Quando o foco recai sobre a aprendizagem, os subtemas envolveram os diferentes níveis de ensino: educação infantil, ensino fundamental, ensino médio, ensino superior, desse modo, as dissertações buscaram compreender variados eixos no contexto da educação brasileira. Os pesquisadores deram ênfase entre outros, as questões do corpo e aprendizagem; as dificuldades de aprendizagem; as técnicas facilitadoras para o processo de aprendizagem; as novas tecnologias, e arte, cultura e aprendizagem. A ênfase recaiu sobre as dificuldades de aprendizagem e sugerem um cuidado minucioso, e são temas de diversos estudos como pudemos apreender nos trabalhos de Wulf (2016), Miranda (2014), a fim de melhorar a qualidade da educação em nosso país.
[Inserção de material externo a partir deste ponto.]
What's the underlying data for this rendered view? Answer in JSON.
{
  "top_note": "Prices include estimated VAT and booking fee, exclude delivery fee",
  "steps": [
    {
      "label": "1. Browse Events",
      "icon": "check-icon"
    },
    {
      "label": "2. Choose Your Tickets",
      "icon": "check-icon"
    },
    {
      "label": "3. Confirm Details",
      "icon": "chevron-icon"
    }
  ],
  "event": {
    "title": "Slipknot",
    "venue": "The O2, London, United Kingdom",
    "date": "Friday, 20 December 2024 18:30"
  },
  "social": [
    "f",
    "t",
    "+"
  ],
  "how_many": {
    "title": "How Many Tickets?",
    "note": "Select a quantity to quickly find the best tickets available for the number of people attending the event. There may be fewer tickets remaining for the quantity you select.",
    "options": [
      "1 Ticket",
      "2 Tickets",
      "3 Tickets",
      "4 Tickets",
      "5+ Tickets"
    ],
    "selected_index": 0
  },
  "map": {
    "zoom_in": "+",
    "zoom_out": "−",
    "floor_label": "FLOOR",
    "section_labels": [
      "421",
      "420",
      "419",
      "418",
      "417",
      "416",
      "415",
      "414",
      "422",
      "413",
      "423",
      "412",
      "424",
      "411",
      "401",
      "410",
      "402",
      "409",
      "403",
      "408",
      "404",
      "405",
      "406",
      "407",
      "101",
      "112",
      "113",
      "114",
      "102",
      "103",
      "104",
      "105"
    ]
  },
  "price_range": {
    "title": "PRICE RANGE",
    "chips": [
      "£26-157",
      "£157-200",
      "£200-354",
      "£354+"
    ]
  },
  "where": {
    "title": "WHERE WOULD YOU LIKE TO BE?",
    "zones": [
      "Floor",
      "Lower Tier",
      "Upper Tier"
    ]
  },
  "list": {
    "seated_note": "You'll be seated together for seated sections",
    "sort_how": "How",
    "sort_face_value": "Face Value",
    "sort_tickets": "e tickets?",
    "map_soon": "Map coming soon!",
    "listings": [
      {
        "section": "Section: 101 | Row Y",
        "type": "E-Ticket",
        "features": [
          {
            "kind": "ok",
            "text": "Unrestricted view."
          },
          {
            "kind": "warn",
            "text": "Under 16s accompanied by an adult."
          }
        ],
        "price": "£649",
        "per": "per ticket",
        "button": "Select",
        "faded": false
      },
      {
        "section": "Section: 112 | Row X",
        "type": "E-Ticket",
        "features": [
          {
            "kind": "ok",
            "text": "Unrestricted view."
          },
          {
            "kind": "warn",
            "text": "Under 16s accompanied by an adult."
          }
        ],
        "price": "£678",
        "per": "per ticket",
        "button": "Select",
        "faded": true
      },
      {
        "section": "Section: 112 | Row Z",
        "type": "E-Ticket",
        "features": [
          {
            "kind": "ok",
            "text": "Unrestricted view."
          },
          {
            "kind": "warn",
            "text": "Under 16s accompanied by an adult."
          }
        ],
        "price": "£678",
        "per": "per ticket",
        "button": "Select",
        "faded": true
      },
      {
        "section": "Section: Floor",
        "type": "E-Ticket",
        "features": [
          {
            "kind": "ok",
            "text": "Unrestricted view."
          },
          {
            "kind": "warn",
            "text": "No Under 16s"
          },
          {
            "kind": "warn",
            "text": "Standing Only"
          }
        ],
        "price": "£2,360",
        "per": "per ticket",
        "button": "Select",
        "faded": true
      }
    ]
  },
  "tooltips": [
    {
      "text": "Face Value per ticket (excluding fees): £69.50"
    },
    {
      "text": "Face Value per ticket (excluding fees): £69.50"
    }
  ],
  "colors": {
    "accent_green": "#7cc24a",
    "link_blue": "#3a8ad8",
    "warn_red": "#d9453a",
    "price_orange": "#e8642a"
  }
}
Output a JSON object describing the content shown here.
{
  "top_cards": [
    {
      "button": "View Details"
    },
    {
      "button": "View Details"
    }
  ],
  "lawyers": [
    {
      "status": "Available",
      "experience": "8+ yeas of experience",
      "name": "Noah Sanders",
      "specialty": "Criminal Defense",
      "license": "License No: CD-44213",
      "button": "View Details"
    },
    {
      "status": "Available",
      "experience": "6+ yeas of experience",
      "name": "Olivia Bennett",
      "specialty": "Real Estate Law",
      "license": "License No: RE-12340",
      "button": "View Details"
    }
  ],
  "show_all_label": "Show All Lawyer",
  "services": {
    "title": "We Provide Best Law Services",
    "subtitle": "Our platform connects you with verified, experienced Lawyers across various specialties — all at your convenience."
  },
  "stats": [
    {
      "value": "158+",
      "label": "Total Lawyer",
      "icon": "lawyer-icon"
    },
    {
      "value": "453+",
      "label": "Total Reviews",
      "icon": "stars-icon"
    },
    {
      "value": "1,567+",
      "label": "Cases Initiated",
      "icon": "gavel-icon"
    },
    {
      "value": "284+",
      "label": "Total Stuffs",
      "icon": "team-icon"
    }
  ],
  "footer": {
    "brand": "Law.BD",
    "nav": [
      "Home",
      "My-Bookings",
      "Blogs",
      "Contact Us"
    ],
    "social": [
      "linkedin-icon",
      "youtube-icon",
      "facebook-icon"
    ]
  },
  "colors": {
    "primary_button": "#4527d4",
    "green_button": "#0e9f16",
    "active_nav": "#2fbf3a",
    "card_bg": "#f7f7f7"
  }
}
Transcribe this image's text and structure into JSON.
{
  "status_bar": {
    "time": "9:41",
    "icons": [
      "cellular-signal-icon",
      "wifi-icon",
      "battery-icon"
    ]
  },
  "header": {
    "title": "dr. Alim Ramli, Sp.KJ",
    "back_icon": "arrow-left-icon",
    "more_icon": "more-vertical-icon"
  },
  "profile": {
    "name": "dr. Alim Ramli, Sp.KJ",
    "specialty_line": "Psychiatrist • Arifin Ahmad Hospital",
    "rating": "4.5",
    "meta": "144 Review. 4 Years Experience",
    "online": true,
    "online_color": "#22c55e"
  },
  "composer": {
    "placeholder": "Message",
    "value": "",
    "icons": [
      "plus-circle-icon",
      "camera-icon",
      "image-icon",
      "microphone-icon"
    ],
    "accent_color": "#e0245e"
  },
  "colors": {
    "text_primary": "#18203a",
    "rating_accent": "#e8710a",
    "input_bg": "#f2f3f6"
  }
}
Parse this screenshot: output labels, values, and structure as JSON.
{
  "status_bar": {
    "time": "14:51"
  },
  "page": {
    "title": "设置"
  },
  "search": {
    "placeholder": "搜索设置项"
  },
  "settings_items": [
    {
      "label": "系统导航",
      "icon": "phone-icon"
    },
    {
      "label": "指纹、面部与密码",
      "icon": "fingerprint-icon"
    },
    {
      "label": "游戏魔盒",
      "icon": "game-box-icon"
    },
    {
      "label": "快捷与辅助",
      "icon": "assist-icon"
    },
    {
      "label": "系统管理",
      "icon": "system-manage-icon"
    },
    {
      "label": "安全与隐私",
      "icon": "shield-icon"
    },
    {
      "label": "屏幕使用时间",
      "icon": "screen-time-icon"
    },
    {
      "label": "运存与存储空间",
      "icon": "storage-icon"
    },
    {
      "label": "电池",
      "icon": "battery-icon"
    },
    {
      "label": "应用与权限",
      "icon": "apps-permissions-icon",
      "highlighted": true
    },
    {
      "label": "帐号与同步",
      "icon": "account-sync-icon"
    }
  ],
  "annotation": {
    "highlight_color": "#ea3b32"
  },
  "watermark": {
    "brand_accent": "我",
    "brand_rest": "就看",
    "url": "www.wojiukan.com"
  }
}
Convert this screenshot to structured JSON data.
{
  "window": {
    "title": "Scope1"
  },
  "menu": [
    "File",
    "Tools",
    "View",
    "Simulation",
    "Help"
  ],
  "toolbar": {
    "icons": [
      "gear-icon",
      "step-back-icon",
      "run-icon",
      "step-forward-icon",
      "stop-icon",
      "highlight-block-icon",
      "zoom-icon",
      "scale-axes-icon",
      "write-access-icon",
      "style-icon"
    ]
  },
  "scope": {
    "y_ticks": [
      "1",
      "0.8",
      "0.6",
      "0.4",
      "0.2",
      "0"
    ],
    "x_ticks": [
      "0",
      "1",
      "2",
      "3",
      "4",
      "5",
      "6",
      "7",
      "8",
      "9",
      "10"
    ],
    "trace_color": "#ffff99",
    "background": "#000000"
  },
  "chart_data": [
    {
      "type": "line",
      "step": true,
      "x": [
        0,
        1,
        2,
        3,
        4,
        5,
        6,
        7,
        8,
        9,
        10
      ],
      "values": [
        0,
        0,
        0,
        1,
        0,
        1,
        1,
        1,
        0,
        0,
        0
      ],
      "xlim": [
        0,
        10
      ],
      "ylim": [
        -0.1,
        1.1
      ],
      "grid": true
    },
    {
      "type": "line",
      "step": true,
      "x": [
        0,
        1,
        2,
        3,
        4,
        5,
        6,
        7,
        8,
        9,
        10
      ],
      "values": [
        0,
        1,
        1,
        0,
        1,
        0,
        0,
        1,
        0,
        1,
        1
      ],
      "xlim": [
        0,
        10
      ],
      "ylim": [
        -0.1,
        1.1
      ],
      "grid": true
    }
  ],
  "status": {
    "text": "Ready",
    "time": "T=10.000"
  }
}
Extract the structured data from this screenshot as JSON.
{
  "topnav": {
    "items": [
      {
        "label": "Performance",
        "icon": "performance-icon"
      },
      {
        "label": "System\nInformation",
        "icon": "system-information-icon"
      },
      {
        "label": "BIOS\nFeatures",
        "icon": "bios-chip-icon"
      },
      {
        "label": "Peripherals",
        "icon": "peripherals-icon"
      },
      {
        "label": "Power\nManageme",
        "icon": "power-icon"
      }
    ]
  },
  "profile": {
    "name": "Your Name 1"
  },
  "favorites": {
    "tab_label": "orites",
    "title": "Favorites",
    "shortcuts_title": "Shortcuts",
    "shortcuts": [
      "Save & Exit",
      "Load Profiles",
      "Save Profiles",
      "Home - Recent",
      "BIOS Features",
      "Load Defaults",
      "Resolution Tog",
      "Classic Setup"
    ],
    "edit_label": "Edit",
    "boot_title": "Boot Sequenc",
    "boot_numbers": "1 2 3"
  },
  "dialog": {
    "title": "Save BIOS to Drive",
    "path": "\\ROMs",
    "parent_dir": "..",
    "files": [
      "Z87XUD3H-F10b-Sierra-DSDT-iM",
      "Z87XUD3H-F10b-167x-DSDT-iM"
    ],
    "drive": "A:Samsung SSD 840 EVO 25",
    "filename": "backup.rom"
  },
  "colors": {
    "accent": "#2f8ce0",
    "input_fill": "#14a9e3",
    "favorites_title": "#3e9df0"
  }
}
No que tange a educação básica entende-se que os desafios enfrentados pelo Brasil são diversos e variados. Para alcançarmos as metas estabelecidas pelo Plano Nacional de Educação, PNE 2014-2024 (Brasil, 2014) será preciso ampliar o atendimento, melhorar a qualidade e reduzir as desigualdades entre escolas e redes de ensino público. O PNE trata, entre suas metas, entre outras: necessidade de universalizar, o atendimento escolar da população de 4 e 5 anos, e ampliar, a oferta de educação infantil de forma a atender 50% da população de até 3 anos (Brasil, 2014). É preciso evidenciar que as desigualdades sociais são relevantes, o que torna a consecução da meta ainda mais difícil. O acesso de crianças de 0 a 3 anos de idade às escolas e creches é ainda mais limitado. Mas, nossa atenção à educação não pode se restringir ao atendimento sem um olhar especial para a qualidade do ensino. Por sua vez, no que tange ao ensino superior assinalamos que a proposta do PNE 2014-2024 (Brasil, 2014) propõe elevar a taxa bruta de matrícula, melhorar a qualidade, ampliar a atuação de mestres e doutores nas instituições, elevar o número de matrículas na pós-graduação stricto sensu, qualificar professores da educação básica (formação específica de nível superior/pós-graduação). Essas metas mostram que os desafios para a educação superior são expressivos e vão exigir um plano de articulação bem elaborado entre governos e instituições formadoras, para que possam ser efetivamente alcançadas.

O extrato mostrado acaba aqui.